I worked two shifts dish-washing, busing tables, and taking to go orders at a restaurant this weekend. I haven't worked in a restaurant since 2004, and then it was only for two nights. Before that, I'd last done it when I was nineteen, way back in the nineties, a surly goth girl coming onto shifts in stained Beatles T-shirts and a leather jacket, smelling of clove cigarettes and complaining about my community college English teacher.
I noticed last night -- it sort of came as an "Oh, yeah, I remember how that works" -- that there is a special "kitchen time" in restaurants. At other jobs, you may get bored, you look at the clock, and time crawls by. The afternoon in a cubicle with nothing to do can seem endless to the unimaginative mind. Or you get a lot of work done, and bam! The day's over. Out for cosmos with the friends.
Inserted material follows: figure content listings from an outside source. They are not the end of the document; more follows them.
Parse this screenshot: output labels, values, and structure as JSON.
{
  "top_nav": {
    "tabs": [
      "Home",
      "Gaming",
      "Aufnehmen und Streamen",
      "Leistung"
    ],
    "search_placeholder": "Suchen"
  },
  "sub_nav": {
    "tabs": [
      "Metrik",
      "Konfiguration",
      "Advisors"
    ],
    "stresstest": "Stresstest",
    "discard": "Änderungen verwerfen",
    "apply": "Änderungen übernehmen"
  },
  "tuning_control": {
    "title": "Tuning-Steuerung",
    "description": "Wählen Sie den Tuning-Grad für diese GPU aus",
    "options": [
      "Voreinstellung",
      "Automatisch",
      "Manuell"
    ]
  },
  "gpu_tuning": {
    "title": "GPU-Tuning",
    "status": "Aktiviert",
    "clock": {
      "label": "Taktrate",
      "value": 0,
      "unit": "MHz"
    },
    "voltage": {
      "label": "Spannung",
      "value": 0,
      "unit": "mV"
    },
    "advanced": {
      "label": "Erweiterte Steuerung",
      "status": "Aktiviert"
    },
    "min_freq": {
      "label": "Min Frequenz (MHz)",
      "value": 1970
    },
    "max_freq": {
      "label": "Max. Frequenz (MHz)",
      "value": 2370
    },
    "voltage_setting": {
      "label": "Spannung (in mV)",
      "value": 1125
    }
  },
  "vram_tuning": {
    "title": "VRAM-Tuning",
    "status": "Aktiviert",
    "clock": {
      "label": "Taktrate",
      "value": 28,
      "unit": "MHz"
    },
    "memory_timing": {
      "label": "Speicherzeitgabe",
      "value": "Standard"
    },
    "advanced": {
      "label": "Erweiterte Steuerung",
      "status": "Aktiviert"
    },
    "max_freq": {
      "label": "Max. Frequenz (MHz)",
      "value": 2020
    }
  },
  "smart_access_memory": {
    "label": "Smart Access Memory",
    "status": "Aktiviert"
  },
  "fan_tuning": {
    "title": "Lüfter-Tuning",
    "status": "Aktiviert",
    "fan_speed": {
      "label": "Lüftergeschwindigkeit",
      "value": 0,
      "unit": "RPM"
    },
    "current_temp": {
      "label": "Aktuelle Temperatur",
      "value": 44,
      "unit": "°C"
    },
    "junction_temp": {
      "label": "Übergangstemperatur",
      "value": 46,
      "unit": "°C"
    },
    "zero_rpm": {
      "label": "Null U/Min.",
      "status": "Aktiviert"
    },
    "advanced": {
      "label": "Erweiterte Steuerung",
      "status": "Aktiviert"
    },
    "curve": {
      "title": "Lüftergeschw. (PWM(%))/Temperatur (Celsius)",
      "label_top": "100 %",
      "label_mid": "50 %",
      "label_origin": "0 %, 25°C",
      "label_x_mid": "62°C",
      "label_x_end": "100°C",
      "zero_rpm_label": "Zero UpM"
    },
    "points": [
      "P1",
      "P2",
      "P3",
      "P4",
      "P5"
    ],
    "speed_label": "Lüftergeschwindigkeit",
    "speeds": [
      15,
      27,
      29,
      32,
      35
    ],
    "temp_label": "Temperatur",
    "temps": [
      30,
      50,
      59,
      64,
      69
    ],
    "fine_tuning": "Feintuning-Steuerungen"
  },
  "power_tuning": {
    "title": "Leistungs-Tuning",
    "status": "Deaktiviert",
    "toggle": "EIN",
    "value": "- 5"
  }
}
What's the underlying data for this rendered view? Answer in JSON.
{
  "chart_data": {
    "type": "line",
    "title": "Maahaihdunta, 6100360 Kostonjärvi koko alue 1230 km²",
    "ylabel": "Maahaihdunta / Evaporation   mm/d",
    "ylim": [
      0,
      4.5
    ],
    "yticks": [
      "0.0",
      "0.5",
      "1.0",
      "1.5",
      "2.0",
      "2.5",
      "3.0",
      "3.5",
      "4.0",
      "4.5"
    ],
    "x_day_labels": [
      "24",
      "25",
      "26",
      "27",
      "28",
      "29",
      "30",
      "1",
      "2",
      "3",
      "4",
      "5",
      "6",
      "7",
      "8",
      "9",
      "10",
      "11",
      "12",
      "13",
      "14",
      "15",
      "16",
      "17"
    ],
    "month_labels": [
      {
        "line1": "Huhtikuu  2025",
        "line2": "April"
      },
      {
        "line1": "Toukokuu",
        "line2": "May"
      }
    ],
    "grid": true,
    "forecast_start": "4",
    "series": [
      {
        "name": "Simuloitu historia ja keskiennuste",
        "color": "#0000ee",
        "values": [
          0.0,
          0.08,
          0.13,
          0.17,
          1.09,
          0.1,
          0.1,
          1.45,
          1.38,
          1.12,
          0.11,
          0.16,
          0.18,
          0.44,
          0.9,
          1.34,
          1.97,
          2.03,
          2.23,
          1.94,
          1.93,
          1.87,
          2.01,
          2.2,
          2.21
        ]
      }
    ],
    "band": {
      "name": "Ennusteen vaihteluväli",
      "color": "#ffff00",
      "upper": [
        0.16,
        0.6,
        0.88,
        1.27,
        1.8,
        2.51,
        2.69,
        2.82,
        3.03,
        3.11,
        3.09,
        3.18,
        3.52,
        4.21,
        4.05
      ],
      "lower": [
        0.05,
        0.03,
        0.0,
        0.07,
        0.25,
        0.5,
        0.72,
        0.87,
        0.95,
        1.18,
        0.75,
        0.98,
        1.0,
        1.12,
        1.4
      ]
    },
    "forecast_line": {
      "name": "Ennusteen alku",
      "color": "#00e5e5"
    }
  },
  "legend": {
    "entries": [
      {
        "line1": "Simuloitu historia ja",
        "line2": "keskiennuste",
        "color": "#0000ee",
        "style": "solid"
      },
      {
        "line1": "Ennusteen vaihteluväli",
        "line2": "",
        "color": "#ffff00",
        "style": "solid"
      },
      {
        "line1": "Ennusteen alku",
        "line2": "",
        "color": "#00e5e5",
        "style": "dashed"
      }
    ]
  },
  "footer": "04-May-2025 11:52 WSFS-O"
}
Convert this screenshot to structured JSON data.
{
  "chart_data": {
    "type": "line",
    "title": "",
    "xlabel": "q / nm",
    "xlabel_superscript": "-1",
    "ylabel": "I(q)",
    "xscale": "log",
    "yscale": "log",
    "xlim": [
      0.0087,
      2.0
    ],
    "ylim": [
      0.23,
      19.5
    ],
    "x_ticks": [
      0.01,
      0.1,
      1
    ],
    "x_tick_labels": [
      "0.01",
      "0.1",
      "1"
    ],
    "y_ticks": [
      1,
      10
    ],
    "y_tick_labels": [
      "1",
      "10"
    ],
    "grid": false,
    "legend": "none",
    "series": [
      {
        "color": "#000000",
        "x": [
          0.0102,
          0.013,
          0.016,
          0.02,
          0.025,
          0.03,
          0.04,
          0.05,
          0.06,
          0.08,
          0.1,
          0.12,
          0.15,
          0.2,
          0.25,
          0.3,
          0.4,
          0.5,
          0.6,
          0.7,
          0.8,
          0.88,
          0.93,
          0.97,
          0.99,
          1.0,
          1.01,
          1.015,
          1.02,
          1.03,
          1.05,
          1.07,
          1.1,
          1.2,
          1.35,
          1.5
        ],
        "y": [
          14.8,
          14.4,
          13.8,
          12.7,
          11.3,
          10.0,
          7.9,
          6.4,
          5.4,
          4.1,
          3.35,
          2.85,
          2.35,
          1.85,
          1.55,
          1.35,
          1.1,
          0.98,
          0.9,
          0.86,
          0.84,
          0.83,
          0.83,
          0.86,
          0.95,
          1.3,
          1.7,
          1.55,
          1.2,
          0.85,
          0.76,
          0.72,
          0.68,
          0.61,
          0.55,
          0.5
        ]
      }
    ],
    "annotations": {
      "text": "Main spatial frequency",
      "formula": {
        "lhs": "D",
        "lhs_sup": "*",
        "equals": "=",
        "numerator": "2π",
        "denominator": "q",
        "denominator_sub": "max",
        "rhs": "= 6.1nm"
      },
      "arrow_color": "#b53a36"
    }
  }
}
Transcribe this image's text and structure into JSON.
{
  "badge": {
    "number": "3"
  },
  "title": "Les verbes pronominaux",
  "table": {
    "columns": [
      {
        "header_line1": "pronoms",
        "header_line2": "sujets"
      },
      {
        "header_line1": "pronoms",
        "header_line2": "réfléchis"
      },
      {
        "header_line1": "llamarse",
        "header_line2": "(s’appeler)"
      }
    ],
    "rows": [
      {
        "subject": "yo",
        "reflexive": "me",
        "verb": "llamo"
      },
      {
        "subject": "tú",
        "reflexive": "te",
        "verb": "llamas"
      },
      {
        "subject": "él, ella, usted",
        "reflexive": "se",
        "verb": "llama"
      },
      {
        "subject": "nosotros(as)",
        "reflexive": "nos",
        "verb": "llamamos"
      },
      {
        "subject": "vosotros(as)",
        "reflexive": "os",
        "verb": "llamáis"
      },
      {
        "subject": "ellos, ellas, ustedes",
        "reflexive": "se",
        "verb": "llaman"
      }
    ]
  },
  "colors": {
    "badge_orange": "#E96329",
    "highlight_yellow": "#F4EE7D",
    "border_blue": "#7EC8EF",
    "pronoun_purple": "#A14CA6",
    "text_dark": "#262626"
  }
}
Kitchen time, though, is wholly different. In kitchen time, you bust your ass washing dishes, clearing tables, answering calls, refilling drinks, and then you look at the clock. You fell absolutely certain that an hour must have gone by since you last checked. How else had you managed to do all those things? But sadly, according the the clock which measures the pace of the world outside the kitchen, only fifteen minutes have gone by. Then you ask yourself how in the world can you survive this for the hours of your shift that still remain.
In those circumstances, you can kind of feel like the Flash, moving so fast that those around you seem to slow down. The world slows down. It's like being a super hero.